A solas, recostado en el sofá, a mil millas (cree) de la torpe compasión, un hombre al que siento cercano se angustia en silencio. Se angustia por nada, por nadie, por un fantasma. Quizás el parabrisas del coche, si saliera, estaría salpicado de gotas de lluvia. El parabrisas del coche, cuando sales, está salpicado de gotas de lluvia. Pero eso lo sabes únicamente cuando has decidido dar un rato de descanso a tu tormento. ¿No serás tú acaso de las almas atormentadas de Pavese, esas que no han dado ni para insectos de Praga? No, tú no estás deprimido. Lo que ocurre es que tú no bailas. No hay demonios, ideas plomíferas, que puedan resistir un paso de danza.

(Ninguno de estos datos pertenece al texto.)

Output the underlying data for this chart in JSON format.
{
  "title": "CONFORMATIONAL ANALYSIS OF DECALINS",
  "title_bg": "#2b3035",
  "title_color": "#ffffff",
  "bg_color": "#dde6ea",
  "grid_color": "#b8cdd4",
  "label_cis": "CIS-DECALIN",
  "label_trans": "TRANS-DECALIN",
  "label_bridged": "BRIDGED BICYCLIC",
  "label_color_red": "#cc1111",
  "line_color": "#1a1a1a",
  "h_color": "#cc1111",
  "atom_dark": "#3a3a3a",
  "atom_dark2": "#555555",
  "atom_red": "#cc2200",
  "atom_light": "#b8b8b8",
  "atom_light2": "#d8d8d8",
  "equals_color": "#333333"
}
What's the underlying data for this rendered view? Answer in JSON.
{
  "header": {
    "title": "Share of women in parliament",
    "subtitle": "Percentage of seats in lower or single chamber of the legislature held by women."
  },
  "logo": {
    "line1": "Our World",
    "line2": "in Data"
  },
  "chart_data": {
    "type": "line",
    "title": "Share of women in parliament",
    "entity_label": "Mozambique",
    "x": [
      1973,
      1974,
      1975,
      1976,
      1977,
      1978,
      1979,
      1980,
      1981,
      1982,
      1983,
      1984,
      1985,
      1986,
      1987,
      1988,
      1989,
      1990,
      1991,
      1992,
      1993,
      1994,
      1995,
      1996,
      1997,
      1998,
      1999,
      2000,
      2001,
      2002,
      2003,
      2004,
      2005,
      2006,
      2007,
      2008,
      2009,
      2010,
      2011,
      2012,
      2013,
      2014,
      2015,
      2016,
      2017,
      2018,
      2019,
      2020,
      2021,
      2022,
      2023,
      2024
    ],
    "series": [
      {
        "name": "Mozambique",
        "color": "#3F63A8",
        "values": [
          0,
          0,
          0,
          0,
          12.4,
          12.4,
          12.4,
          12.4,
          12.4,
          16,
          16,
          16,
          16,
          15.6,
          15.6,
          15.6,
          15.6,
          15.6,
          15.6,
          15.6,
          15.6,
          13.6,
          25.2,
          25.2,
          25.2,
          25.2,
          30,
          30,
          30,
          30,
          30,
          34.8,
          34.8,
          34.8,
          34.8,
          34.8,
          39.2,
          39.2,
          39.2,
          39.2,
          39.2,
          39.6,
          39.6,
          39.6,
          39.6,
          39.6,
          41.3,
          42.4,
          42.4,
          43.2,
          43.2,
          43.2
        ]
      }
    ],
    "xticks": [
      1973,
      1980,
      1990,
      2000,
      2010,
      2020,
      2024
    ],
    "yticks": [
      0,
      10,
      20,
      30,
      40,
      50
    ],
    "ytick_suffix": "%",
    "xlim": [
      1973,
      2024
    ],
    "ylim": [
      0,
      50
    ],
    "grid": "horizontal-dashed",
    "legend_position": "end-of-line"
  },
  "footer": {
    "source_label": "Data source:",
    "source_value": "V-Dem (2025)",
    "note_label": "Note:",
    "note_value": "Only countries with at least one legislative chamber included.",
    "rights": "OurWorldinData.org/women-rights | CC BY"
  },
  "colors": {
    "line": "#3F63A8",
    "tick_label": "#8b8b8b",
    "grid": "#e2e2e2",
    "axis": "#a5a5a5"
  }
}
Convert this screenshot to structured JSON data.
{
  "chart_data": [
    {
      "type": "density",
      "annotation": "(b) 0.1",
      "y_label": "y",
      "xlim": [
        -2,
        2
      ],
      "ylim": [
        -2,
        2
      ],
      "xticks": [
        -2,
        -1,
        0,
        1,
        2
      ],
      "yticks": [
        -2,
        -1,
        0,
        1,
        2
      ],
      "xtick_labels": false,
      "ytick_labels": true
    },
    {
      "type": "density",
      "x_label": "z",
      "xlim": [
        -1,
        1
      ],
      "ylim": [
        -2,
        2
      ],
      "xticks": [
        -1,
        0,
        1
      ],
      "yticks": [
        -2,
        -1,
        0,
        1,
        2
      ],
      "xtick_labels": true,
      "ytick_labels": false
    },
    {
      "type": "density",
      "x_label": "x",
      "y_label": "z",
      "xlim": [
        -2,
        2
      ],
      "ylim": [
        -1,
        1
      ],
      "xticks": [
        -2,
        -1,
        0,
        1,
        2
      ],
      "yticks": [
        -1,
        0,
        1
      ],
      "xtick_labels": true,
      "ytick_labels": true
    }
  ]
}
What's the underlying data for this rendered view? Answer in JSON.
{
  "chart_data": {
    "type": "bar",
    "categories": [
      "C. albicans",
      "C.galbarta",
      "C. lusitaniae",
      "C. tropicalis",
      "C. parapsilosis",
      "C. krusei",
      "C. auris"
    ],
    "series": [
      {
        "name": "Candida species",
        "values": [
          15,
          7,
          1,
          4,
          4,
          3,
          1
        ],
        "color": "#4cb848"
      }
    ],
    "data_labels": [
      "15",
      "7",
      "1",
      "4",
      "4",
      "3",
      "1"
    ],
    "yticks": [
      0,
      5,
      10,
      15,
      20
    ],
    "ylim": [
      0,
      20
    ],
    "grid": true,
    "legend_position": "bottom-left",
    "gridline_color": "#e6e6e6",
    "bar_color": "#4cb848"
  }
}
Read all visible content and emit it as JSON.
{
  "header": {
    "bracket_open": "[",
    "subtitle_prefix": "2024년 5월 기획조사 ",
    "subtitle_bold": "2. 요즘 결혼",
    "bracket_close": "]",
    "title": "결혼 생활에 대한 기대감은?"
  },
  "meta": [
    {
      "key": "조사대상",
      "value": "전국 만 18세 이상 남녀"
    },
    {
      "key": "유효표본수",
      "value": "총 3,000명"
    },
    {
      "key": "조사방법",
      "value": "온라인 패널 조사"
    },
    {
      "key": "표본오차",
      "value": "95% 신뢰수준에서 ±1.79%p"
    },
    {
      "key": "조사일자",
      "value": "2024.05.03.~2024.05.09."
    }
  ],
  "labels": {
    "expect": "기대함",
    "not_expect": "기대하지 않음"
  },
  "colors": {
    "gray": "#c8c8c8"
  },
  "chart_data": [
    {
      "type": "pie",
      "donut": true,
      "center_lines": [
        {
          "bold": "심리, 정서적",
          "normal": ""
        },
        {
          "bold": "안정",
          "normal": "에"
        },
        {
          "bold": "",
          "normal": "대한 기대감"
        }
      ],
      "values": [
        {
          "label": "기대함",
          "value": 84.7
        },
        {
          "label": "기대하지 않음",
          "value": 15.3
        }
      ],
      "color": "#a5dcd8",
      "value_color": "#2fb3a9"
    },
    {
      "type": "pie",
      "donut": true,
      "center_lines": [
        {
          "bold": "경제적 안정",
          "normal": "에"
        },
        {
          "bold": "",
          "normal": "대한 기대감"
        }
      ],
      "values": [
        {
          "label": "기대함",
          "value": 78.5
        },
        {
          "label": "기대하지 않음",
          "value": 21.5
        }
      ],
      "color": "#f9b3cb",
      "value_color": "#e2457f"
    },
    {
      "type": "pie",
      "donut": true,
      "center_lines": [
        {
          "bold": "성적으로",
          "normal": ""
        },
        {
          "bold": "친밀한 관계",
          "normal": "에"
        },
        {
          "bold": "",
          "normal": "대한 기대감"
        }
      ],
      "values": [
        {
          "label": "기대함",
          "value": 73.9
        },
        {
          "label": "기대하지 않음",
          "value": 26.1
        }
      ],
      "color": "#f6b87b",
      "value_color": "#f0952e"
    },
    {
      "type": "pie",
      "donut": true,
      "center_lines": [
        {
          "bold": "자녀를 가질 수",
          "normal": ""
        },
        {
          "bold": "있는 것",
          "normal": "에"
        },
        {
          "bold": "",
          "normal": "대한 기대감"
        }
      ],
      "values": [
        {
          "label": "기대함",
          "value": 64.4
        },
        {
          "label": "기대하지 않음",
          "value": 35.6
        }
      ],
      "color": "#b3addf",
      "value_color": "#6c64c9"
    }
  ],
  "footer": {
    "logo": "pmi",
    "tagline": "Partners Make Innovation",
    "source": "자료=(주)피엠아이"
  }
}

En serio: tú no estás deprimido. Te corroe el gusano: el que a algunos atenaza cuando sienten hambre de inmortalidad, y ningún alimento que la sacie.

Pero no es ese gusano: la inmortalidad te resulta indiferente, si no está para registrar las gotas de lluvia o el retorno triunfal de los almendros. Qué aburrimiento, la idea de un paraíso, fuera de lo verde que alientan un instante los abrazos de los seres. Sin esperar (dulce carencia en todas las horas) no atino a comprender cuál puede ser el sentido de ese instante eternizado en que un ángel contempla a su dios como quien tiene un espejo muy grande en casa.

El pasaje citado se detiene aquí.